Un confuso agitarsi nel bacino indicò che le parole di Stilgar coglievano nel segno.

«E se io acconsentissi a insegnarvi questa… arte magica?»

«Avrai il mio appoggio, come tuo figlio.»

«Come possiamo esser certi che dici il vero?»

La voce di Stilgar smarrì un po’ della sua ragione e divenne amara. «Qui all’aperto, donna, non abbiamo carte o contratti. Noi non facciamo promesse alla sera, per dimenticarle all’alba successiva. Quando un uomo dice una cosa, è un contratto. Io sono il capo del mio popolo. Esso è legato alla mia parola. Insegnaci la tua magica abilità nel combattere, e avrai protezione fin quando lo vorrai. La tua acqua si mescolerà con la nostra acqua.»

«Puoi parlare per tutti i Fremen?» domandò Jessica.

«Col tempo, può darsi. Mio fratello Liet è l’unico che può parlare a nome di tutti. Qui, io posso soltanto prometterti il segreto. La mia gente non parlerà di voi a nessun altro sietch. Gli Harkonnen sono ritornati in forze su Dune, e il vostro Duca è morto. Si dice che anche voi siate morti in una Madre delle Tempeste. Il cacciatore non cerca prede già morte.»

È una protezione, pensò Jessica. Ma questa gente dispone di buoni mezzi di comunicazione e può sempre inviare un messaggio.

«Penso che sia stata posta una taglia sulla nostra testa» disse.

Stilgar tacque, e Jessica riuscì quasi a vedere i pensieri che gli vorticavano nella mente, mentre i suoi muscoli le guizzavano tra le dita.

Poco dopo, parlò: «Lo ripeto, vi ho dato la parola della tribù. La mia gente ora conosce il vostro valore.

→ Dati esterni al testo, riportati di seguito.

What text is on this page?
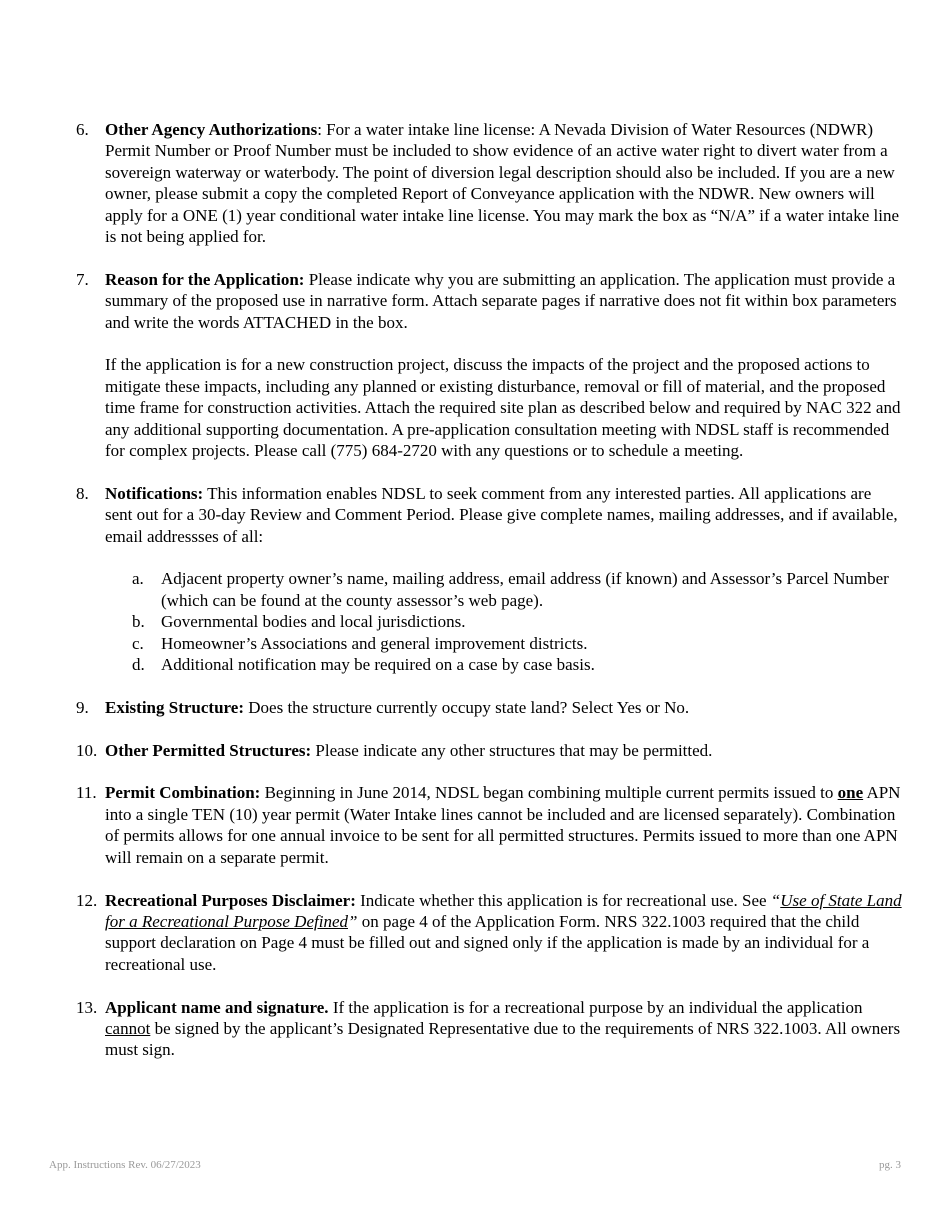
6. Other Agency Authorizations: For a water intake line license: A Nevada Division of Water Resources (NDWR) Permit Number or Proof Number must be included to show evidence of an active water right to divert water from a sovereign waterway or waterbody. The point of diversion legal description should also be included. If you are a new owner, please submit a copy the completed Report of Conveyance application with the NDWR. New owners will apply for a ONE (1) year conditional water intake line license. You may mark the box as “N/A” if a water intake line is not being applied for.

7. Reason for the Application: Please indicate why you are submitting an application. The application must provide a summary of the proposed use in narrative form. Attach separate pages if narrative does not fit within box parameters and write the words ATTACHED in the box.

If the application is for a new construction project, discuss the impacts of the project and the proposed actions to mitigate these impacts, including any planned or existing disturbance, removal or fill of material, and the proposed time frame for construction activities. Attach the required site plan as described below and required by NAC 322 and any additional supporting documentation. A pre-application consultation meeting with NDSL staff is recommended for complex projects. Please call (775) 684-2720 with any questions or to schedule a meeting.

8. Notifications: This information enables NDSL to seek comment from any interested parties. All applications are sent out for a 30-day Review and Comment Period. Please give complete names, mailing addresses, and if available, email addressses of all:

a. Adjacent property owner’s name, mailing address, email address (if known) and Assessor’s Parcel Number (which can be found at the county assessor’s web page).
b. Governmental bodies and local jurisdictions.
c. Homeowner’s Associations and general improvement districts.
d. Additional notification may be required on a case by case basis.
9. Existing Structure: Does the structure currently occupy state land? Select Yes or No.

10. Other Permitted Structures: Please indicate any other structures that may be permitted.

11. Permit Combination: Beginning in June 2014, NDSL began combining multiple current permits issued to one APN into a single TEN (10) year permit (Water Intake lines cannot be included and are licensed separately). Combination of permits allows for one annual invoice to be sent for all permitted structures. Permits issued to more than one APN will remain on a separate permit.

12. Recreational Purposes Disclaimer: Indicate whether this application is for recreational use. See “Use of State Land for a Recreational Purpose Defined” on page 4 of the Application Form. NRS 322.1003 required that the child support declaration on Page 4 must be filled out and signed only if the application is made by an individual for a recreational use.

13. Applicant name and signature. If the application is for a recreational purpose by an individual the application cannot be signed by the applicant’s Designated Representative due to the requirements of NRS 322.1003. All owners must sign.

App. Instructions Rev. 06/27/2023	pg. 3
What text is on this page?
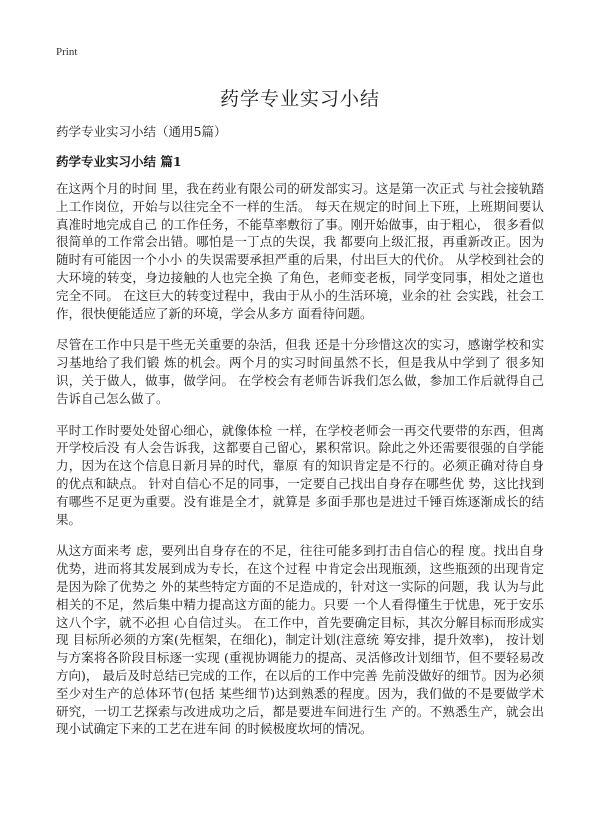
Print
药学专业实习小结
药学专业实习小结（通用5篇）
药学专业实习小结 篇1

在这两个月的时间 里，我在药业有限公司的研发部实习。这是第一次正式 与社会接轨踏上工作岗位，开始与以往完全不一样的生活。 每天在规定的时间上下班，上班期间要认真准时地完成自己 的工作任务，不能草率敷衍了事。刚开始做事，由于粗心， 很多看似很简单的工作常会出错。哪怕是一丁点的失误，我 都要向上级汇报，再重新改正。因为随时有可能因一个小小 的失误需要承担严重的后果，付出巨大的代价。 从学校到社会的大环境的转变，身边接触的人也完全换 了角色，老师变老板，同学变同事，相处之道也完全不同。 在这巨大的转变过程中，我由于从小的生活环境，业余的社 会实践，社会工作，很快便能适应了新的环境，学会从多方 面看待问题。

尽管在工作中只是干些无关重要的杂活，但我 还是十分珍惜这次的实习，感谢学校和实习基地给了我们锻 炼的机会。两个月的实习时间虽然不长，但是我从中学到了 很多知识，关于做人，做事，做学问。 在学校会有老师告诉我们怎么做，参加工作后就得自己 告诉自己怎么做了。

平时工作时要处处留心细心，就像体检 一样，在学校老师会一再交代要带的东西，但离开学校后没 有人会告诉我，这都要自己留心，累积常识。除此之外还需要很强的自学能力，因为在这个信息日新月异的时代，靠原 有的知识肯定是不行的。必须正确对待自身的优点和缺点。 针对自信心不足的同事，一定要自己找出自身存在哪些优 势，这比找到有哪些不足更为重要。没有谁是全才，就算是 多面手那也是进过千锤百炼逐渐成长的结果。

从这方面来考 虑，要列出自身存在的不足，往往可能多到打击自信心的程 度。找出自身优势，进而将其发展到成为专长，在这个过程 中肯定会出现瓶颈，这些瓶颈的出现肯定是因为除了优势之 外的某些特定方面的不足造成的，针对这一实际的问题，我 认为与此相关的不足，然后集中精力提高这方面的能力。只要 一个人看得懂生于忧患，死于安乐这八个字，就不必担 心自信过头。 在工作中，首先要确定目标，其次分解目标而形成实现 目标所必须的方案(先框架，在细化)，制定计划(注意统 筹安排，提升效率)， 按计划与方案将各阶段目标逐一实现 (重视协调能力的提高、灵活修改计划细节，但不要轻易改 方向)， 最后及时总结已完成的工作，在以后的工作中完善 先前没做好的细节。因为必须至少对生产的总体环节(包括 某些细节)达到熟悉的程度。因为，我们做的不是要做学术 研究，一切工艺探索与改进成功之后，都是要进车间进行生 产的。不熟悉生产，就会出现小试确定下来的工艺在进车间 的时候极度坎坷的情况。
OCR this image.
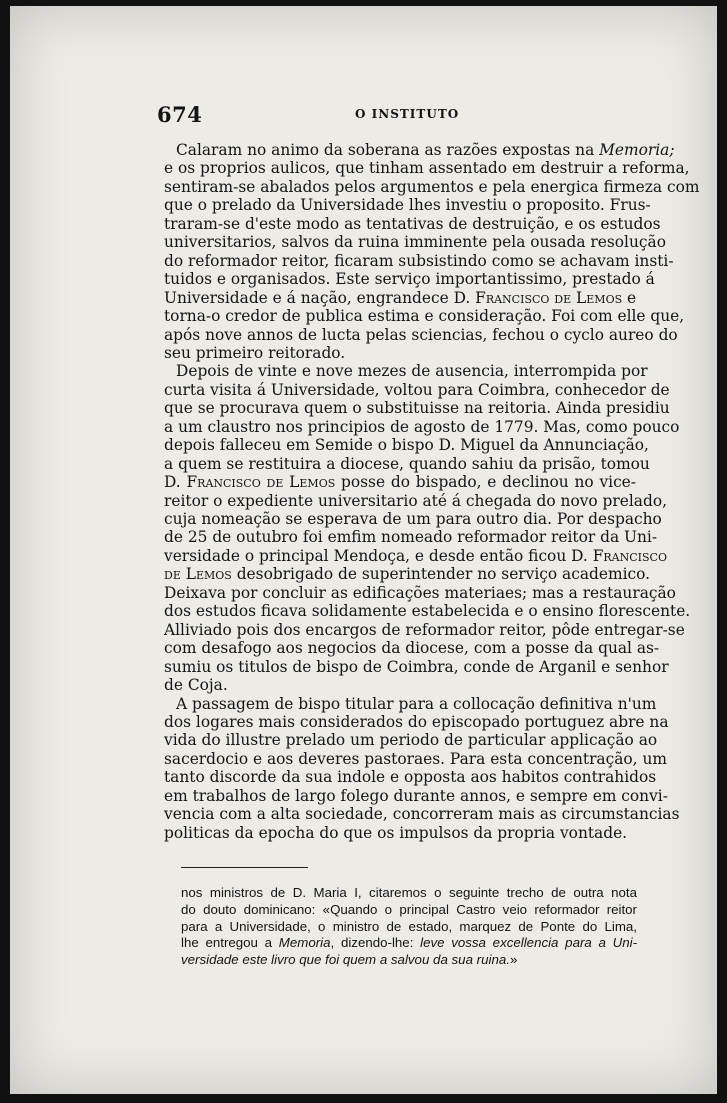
674	O INSTITUTO
Calaram no animo da soberana as razões expostas na Memoria;
e os proprios aulicos, que tinham assentado em destruir a reforma,
sentiram-se abalados pelos argumentos e pela energica firmeza com
que o prelado da Universidade lhes investiu o proposito. Frus-
traram-se d'este modo as tentativas de destruição, e os estudos
universitarios, salvos da ruina imminente pela ousada resolução
do reformador reitor, ficaram subsistindo como se achavam insti-
tuidos e organisados. Este serviço importantissimo, prestado á
Universidade e á nação, engrandece D. Francisco de Lemos e
torna-o credor de publica estima e consideração. Foi com elle que,
após nove annos de lucta pelas sciencias, fechou o cyclo aureo do
seu primeiro reitorado.
Depois de vinte e nove mezes de ausencia, interrompida por
curta visita á Universidade, voltou para Coimbra, conhecedor de
que se procurava quem o substituisse na reitoria. Ainda presidiu
a um claustro nos principios de agosto de 1779. Mas, como pouco
depois falleceu em Semide o bispo D. Miguel da Annunciação,
a quem se restituira a diocese, quando sahiu da prisão, tomou
D. Francisco de Lemos posse do bispado, e declinou no vice-
reitor o expediente universitario até á chegada do novo prelado,
cuja nomeação se esperava de um para outro dia. Por despacho
de 25 de outubro foi emfim nomeado reformador reitor da Uni-
versidade o principal Mendoça, e desde então ficou D. Francisco
de Lemos desobrigado de superintender no serviço academico.
Deixava por concluir as edificações materiaes; mas a restauração
dos estudos ficava solidamente estabelecida e o ensino florescente.
Alliviado pois dos encargos de reformador reitor, pôde entregar-se
com desafogo aos negocios da diocese, com a posse da qual as-
sumiu os titulos de bispo de Coimbra, conde de Arganil e senhor
de Coja.
A passagem de bispo titular para a collocação definitiva n'um
dos logares mais considerados do episcopado portuguez abre na
vida do illustre prelado um periodo de particular applicação ao
sacerdocio e aos deveres pastoraes. Para esta concentração, um
tanto discorde da sua indole e opposta aos habitos contrahidos
em trabalhos de largo folego durante annos, e sempre em convi-
vencia com a alta sociedade, concorreram mais as circumstancias
politicas da epocha do que os impulsos da propria vontade.
nos ministros de D. Maria I, citaremos o seguinte trecho de outra nota
do douto dominicano: «Quando o principal Castro veio reformador reitor
para a Universidade, o ministro de estado, marquez de Ponte do Lima,
lhe entregou a Memoria, dizendo-lhe: leve vossa excellencia para a Uni-
versidade este livro que foi quem a salvou da sua ruina.»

Che cosa potrebbero offrirci gli Harkonnen? La nostra libertà? Ah! … No, voi siete il taqwa, che può comperare più cose di tutta la spezia nei forzieri degli Harkonnen».

«Allora v’insegnerò il modo di combattere» disse Jessica, e percepì l’intensità rituale che inconsciamente animava le sue parole.

«Ora mi lascerai andare?»

«Così sia» fece Jessica. Lo liberò e fece un passo di lato, offrendosi alla vista di tutti gli uomini riuniti nel bacino. Questo è il mashad, pensò, l’ultima prova. Ma Paul deve sapere come sono questi uomini, anche se dovessi morire perché lui lo sappia.

Nel silenzio pieno di tensione, Paul si protese in avanti per meglio vedere la madre. Sopra di lui, in verticale sulla spaccatura rocciosa, udì un respiro affannoso che subito si arrestò, e percepì la presenza di un’ombra delineata contro le stelle.